Oferta abundante Os contratos futuros de cacau registraram forte desvalorização na sexta-feira na bolsa de Nova York. Os papéis para entrega em setembro, mais negociados, fecharam em queda de US$ 95, cotados a US$ 3.091 por tonelada. Analistas ouvidos pela Dow Jones Newswires disseram que o crescimento das exportações da Costa do Marfim e a valorização do dólar e da libra fizeram com que os investidores saltassem desse mercado. Os embarques da Costa do Marfim, maior produtor mundial, cresceram mais de 23% desde outubro, para 1,1 milhão de toneladas, o que eliminou os temores de aperto na oferta. Fundos aproveitaram para liquidar posições e embolsar parte dos ganhos acumulados recentemente. No Brasil, o preço do cacau em Ilhéus (BA) subiu 0,86%, para R$ 78 por arroba.
Clima ruim Os contratos futuros do milho encerraram a semana em alta na bolsa de Chicago diante das expectativas de que o clima seco previsto para as próximas duas semanas possa prejudicar as lavouras nas regiões produtoras dos Estados Unidos. O país é o maior produtor e exportador da commodity. De acordo com o serviço meteorológico dos EUA, citado pela Bloomberg, regiões de Nebraska e Indiana deverão chegar perto dos 38 graus, com forte queda na temperatura nas madrugadas, o que deverá estressar ainda mais as plantas. Os contratos com vencimento em setembro fecharam a US$ 6,4225 por bushel, com alta de 17,25 centavos de dólar. No mercado doméstico, o indicador Esalq/BM&FBovespa para o milho ficou em R$ 30,67, com queda de 0,62%.
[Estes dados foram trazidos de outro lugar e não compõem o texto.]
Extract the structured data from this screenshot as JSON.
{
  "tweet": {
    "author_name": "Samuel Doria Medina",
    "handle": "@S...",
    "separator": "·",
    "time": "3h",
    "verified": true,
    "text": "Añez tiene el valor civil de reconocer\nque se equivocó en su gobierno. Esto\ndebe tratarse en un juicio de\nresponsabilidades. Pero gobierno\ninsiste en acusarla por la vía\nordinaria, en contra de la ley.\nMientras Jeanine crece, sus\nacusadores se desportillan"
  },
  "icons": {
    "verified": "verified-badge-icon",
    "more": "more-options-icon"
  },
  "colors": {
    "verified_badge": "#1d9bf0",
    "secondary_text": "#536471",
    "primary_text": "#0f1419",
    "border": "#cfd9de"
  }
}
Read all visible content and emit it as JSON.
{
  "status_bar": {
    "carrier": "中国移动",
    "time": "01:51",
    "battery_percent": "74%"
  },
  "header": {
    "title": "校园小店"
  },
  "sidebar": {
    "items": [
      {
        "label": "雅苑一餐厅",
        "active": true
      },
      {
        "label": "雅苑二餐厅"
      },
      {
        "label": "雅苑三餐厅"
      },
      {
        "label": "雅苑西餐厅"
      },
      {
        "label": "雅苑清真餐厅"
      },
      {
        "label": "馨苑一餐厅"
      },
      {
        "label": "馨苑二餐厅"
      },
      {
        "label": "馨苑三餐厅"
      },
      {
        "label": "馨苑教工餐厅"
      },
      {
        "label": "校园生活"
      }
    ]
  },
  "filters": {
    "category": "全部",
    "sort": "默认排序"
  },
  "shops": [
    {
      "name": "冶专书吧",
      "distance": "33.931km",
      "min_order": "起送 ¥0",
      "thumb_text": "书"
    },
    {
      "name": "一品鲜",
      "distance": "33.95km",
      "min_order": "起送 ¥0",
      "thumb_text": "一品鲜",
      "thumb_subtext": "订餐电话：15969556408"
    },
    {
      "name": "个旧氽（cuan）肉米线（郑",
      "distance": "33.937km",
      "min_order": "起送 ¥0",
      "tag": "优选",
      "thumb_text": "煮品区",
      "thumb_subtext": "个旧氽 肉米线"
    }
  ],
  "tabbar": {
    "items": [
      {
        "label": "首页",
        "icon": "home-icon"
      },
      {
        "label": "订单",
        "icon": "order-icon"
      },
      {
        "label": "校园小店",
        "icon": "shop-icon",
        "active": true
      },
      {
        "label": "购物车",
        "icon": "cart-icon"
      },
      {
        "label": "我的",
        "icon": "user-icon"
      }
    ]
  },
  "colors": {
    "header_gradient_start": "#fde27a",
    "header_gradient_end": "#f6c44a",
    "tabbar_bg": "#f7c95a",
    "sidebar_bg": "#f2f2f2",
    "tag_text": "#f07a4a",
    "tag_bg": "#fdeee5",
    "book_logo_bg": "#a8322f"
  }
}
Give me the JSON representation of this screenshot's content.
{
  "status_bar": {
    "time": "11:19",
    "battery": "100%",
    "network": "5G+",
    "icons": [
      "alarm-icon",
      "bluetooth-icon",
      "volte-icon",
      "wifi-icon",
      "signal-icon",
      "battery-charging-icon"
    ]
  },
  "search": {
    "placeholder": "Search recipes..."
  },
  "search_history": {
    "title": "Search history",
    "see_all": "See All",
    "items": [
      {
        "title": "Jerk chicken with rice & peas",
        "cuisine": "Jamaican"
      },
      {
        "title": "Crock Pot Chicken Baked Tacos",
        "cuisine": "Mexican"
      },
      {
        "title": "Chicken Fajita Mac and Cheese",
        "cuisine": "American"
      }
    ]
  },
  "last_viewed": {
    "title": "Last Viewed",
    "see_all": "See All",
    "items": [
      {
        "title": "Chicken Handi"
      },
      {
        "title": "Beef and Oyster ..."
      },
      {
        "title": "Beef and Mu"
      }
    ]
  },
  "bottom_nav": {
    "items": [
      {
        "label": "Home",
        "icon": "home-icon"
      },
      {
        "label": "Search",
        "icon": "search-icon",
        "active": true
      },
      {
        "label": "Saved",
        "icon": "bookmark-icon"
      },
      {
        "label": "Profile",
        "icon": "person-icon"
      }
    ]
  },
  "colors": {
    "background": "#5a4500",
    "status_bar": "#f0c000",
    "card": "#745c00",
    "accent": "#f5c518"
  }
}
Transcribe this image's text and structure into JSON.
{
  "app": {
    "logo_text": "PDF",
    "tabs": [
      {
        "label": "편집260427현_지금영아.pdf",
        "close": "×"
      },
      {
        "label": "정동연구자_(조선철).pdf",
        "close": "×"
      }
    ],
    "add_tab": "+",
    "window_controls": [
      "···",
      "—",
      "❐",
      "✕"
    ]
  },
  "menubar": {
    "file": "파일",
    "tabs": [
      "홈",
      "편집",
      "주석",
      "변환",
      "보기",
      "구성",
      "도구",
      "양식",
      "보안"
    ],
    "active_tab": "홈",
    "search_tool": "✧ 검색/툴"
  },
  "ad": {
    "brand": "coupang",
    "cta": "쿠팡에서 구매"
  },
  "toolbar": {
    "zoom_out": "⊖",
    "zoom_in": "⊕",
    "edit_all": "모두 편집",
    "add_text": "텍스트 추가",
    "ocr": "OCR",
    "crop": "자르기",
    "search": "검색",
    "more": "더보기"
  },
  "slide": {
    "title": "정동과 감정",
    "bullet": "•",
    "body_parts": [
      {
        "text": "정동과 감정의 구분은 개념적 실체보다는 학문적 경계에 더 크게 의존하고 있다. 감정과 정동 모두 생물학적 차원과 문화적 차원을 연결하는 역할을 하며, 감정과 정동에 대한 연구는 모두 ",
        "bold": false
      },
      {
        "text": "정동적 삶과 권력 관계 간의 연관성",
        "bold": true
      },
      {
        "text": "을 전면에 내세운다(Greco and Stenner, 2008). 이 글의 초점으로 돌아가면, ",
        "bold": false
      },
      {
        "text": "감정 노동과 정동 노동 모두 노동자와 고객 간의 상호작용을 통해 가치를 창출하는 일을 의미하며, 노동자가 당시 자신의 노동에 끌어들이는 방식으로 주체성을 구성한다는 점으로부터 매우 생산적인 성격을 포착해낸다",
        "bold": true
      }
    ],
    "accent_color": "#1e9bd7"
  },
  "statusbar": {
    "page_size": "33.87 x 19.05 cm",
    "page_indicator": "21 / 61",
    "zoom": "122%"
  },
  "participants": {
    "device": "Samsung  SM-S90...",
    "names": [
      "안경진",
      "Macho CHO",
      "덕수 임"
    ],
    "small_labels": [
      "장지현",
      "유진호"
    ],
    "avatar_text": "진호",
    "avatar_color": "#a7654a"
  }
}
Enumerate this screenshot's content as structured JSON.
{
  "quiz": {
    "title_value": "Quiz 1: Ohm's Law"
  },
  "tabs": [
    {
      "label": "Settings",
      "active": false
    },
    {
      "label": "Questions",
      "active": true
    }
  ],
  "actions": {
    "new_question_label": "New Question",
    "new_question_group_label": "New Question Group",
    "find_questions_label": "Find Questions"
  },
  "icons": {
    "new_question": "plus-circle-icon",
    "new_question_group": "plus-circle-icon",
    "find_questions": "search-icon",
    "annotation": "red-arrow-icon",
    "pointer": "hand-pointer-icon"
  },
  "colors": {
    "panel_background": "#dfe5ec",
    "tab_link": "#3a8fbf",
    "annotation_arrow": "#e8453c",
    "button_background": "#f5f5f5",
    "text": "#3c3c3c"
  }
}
Demanda forte Os contratos futuros do trigo encerraram o pregão de sexta-feira em alta. O movimento foi determinado por especulações de que produtores de ração e biocombustível americanos comprarão mais o cereal como uma alternativa ao milho. De acordo com o Departamento de Agricultura dos EUA (USDA), cerca de 220 milhões de bushels de trigo deverão ser utilizados para ração animal e uso residual este ano, 29% a mais que em 2010. Na bolsa de Chicago, os papéis com entrega em setembro fecharam a US$ 6,5125 por bushel, com alta de 16,75 centavos de dólar. Já os contratos para o mesmo período negociados em Kansas fecharam a US$ 7,2725, alta de 3,25 centavos. No mercado paranaense, o preço médio da saca ficou em R$ 26,61, com queda de 0,22%, segundo o Deral.